UK scientists criticise delays in second Covid vaccinations

Britain puts priority on giving as many people first dose as possible

Five UK medical scientists have criticised a British government plan to delay second doses of Covid-19 vaccines by up to 12 weeks.

They said proven dosing schedules should not be altered "without solid scientific support or evidence".

In an opinion piece published online in the  British Medical Journal,  the scientists said the plan was based on "assumptions" rather than scientific evidence or trial data.

They also questioned the rationale behind prolonging the time between first and second doses.

The scientists from the universities of Nottingham, Manchester and De Montfort said suggestions by officials on the government's Joint Committee on Vaccines and Immunisation that the delay was caused by shortages of Covid-19 shots were "disputed by vaccine manufacturers".

"The JCVI advice to delay the second dose to between four and 12 weeks is not based on data from the trial, but on an assumption of what would have happened if the second dose hadn't been given at 21 days," they wrote.

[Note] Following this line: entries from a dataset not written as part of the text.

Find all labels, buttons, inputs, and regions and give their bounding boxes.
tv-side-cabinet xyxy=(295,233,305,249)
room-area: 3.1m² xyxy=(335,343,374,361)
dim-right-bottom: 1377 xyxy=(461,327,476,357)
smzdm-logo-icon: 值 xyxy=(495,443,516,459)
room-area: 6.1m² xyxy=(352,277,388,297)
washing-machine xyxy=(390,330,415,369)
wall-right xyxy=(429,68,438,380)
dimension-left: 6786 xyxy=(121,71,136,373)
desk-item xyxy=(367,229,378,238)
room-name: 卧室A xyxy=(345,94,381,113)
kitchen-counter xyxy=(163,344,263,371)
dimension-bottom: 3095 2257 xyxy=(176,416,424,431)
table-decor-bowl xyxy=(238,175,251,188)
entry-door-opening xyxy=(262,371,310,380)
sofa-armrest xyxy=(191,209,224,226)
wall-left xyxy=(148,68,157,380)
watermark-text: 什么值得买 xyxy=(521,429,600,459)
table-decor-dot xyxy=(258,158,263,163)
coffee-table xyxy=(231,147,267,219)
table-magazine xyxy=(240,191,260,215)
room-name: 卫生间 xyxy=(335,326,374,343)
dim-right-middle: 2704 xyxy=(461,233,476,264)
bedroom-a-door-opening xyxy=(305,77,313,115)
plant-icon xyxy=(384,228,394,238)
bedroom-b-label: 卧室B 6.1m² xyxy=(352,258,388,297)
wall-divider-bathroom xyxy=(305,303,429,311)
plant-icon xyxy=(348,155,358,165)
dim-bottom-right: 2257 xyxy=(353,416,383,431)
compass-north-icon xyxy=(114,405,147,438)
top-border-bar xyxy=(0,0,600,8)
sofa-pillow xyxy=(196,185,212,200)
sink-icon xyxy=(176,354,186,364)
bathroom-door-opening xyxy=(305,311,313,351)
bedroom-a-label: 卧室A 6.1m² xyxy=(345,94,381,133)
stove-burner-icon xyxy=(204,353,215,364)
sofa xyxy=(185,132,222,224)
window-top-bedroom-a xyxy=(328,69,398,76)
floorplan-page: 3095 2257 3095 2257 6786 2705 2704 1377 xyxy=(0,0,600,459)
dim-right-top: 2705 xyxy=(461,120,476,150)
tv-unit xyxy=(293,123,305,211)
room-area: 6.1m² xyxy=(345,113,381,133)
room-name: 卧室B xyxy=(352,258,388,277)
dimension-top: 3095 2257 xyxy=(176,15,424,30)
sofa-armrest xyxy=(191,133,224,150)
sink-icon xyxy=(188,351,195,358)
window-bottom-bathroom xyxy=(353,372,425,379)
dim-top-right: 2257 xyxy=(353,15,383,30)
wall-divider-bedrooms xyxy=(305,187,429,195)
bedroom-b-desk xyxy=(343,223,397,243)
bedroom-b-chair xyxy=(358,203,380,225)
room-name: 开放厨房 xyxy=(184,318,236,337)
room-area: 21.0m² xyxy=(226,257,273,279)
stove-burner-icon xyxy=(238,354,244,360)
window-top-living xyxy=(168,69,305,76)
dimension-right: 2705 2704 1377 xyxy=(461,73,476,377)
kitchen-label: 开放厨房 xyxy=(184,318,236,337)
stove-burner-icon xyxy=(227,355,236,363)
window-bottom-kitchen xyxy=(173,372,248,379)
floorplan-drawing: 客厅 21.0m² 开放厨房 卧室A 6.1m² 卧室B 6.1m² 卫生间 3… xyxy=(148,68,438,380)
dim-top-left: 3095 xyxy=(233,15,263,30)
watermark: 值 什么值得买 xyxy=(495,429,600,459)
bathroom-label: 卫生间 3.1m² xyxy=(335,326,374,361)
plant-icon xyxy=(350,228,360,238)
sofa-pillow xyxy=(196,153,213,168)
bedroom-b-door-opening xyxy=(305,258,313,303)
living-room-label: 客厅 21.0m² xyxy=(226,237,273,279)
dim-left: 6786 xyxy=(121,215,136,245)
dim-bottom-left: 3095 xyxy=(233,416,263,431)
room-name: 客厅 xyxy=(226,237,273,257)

"While assumptions can be useful for generating a hypothesis, alone they are not a sufficient reason to alter a known effective dosing regimen."

Britain is distributing two Covid-19 vaccines, one from Pfizer-BioNTech and another from AstraZeneca and the University of Oxford. Both were recently approved for emergency use in the UK.

The vaccine committee last week proposed changing the approved dosing schedules by extending the time before the booster dose.

"Initially vaccinating a greater number of people with a single dose will prevent more deaths and hospitalisations than vaccinating a smaller number of people with two doses," it said.

The proposals have prompted consideration by other governments and generated fierce debate among scientists around the world.

The five scientists, including Herb Sewell, a professor of immunology and consultant immunologist at the University of Nottingham, said stretching the time between doses "could come at increased risk to already high-risk or priority groups".

A vial of the AstraZeneca/Oxford Covid-19 vaccine is held at the Pontcae Medical Practice in Merthyr Tydfil in south Wales on January 4, 2021. Britain on Monday began rolling out the Oxford-AstraZeneca coronavirus vaccine, a possible game-changer in fighting the disease worldwide. / AFP / Geoff Caddick

They urged health authorities to continue allowing second doses of the Pfizer/BioNTech Covid-19 vaccine to be given at the approved three-week interval.

They said it should be continued at least until officials made the data on which their recommendation was based "publicly available for independent scientific review".

'Balance of risk'

England's chief medical officer, Prof Chris Whitty, said on Tuesday that there were unknowns in extending the gap between vaccine doses, and the chance of it leading to a new mutant of the virus was a real worry, but a small one.

Increasing the length of time between doses was a sensible balance of risk, Prof Whitty said.

But the head of the World Health Organisation's immunisation advisory group said on Tuesday that its recommendation for the Pfizer/BioNTech vaccine was two shots within  three to four weeks.

BioNTech and Pfizer warned on Monday they had no evidence their vaccine would continue to be protective if the second dose were given more than 21 days after the first.